Barbara Smith has attended Ebenezer Baptist Church for the past 52 years. Martin Luther King Jr. baptized her when she was nine, an event she recalls with pride. She remembers sermons by his father, Martin Luther King Sr., and the tragic passing of King Jr.

“After church my father would take us out for ice cream, if we were quiet during the sermon,” she said.

On Sunday, Smith and hundreds of others gathered to worship as the congregation’s members have done more than 6,500 times since the church’s founding in 1886, yet this Sunday also was a celebration of the church’s 125th anniversary.

Ebenezer Senior Pastor Raphael G. Warnock encouraged his parishioners to enjoy the moment, but also to look to the future.

“Part of the challenge of leading a church like Ebenezer, that has a great history, is reminding people that our history should serve as a springboard for more activism,” Warnock said after the sermon.

He wants to motivate a generation that shared in the victories of the civil rights movement to strive for greater social justice. Warnock is uniquely suited to this task, born after the civil rights movement.

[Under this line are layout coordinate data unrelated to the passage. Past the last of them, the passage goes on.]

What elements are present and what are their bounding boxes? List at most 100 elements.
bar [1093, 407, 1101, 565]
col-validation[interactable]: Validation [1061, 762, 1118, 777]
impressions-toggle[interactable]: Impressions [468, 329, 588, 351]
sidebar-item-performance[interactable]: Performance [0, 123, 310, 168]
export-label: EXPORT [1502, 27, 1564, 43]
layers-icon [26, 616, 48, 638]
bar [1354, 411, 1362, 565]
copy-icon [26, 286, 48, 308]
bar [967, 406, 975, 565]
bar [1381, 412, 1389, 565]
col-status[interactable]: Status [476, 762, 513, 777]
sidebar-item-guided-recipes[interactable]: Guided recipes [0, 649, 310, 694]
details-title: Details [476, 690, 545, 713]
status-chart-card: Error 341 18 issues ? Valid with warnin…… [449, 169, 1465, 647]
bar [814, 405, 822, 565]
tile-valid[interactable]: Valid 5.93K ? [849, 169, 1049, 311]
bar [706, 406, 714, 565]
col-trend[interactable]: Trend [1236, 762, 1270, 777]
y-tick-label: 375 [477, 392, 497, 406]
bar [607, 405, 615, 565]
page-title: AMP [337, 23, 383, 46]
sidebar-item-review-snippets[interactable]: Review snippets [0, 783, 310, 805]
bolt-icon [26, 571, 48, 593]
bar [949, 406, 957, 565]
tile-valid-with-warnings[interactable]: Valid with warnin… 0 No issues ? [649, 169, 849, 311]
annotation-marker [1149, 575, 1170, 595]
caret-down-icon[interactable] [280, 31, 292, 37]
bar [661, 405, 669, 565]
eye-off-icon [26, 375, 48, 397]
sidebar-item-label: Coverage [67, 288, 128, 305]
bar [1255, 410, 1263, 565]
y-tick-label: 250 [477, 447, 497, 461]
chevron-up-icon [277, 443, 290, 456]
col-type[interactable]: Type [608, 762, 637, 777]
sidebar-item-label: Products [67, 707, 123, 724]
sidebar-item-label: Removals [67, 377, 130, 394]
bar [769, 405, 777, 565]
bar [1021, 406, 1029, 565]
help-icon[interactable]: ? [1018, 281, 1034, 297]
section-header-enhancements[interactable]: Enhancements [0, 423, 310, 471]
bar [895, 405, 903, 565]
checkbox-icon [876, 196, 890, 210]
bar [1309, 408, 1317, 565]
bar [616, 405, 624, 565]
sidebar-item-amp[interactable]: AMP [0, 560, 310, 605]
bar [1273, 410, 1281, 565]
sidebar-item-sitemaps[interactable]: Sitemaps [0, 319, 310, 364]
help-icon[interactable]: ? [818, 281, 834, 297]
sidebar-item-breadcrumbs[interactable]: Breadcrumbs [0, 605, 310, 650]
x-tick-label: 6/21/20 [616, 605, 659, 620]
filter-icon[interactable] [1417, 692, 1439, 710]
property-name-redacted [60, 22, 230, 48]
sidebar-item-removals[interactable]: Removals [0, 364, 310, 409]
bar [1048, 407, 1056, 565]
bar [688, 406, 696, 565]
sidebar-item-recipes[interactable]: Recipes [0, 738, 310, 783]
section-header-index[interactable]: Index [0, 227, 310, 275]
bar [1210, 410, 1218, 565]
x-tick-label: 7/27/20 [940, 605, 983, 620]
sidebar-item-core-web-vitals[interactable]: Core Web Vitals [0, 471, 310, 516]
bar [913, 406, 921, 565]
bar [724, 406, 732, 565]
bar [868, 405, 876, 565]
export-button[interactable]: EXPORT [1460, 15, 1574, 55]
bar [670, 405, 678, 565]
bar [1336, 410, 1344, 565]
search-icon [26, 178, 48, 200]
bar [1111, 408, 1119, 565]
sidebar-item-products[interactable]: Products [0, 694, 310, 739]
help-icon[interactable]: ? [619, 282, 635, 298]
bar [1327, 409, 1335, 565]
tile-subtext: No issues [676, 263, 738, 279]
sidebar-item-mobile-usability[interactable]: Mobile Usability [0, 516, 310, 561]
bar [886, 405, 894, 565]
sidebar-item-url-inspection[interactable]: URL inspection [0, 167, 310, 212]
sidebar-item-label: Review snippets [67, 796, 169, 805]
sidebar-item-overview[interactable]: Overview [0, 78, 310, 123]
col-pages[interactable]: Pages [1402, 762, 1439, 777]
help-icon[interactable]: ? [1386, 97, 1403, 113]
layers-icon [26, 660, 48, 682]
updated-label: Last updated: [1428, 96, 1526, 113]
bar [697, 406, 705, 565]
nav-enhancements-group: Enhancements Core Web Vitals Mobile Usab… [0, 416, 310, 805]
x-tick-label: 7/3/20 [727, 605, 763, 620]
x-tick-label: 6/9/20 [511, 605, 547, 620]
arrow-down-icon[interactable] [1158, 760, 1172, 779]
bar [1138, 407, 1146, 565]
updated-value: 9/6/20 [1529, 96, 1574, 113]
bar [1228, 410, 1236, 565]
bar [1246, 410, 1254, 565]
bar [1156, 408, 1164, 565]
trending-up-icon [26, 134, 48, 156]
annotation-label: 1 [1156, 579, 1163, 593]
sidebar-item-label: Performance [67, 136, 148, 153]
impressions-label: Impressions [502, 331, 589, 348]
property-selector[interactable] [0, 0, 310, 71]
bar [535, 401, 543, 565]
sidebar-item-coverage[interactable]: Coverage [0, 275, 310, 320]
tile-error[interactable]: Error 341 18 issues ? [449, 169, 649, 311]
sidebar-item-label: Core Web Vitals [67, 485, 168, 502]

He said the church plans to tackle poverty with the same vigor and success that its members attacked racism in the past. The church will serve not just African-Americans and urban residents suffering from poverty, but white and rural residents as well.

The church honored members for their past actions. U.S. Rep. John Lewis, D-Ga., who became the second Ebenezer member awarded the Presidential Medal of Freedom, and Sen. Leroy Johnson, the first African-American elected to the Georgia Senate since reconstruction, were saluted during services.

“Without this church there would be no Martin Luther King Jr.,” Lewis said. “He became the embodiment of this church.”

Lewis was married in the church in 1968 and has been a member since then.

King was the first Ebenezer congregant to receive the Presidential Freedom Award. King was baptized in the church and served as pastor of the downtown institution from 1960 through 1968, until he was assassinated in Memphis.

The church was founded in 1886 on Airline Street by Rev. John A. Parker, who was born into slavery.  Since then, the church has earned a reputation for social activism, evident in its nickname, Freedom Church.

“One hundred twenty-five years is not a history of bricks and mortar; it’s a history of people,” Warnock said.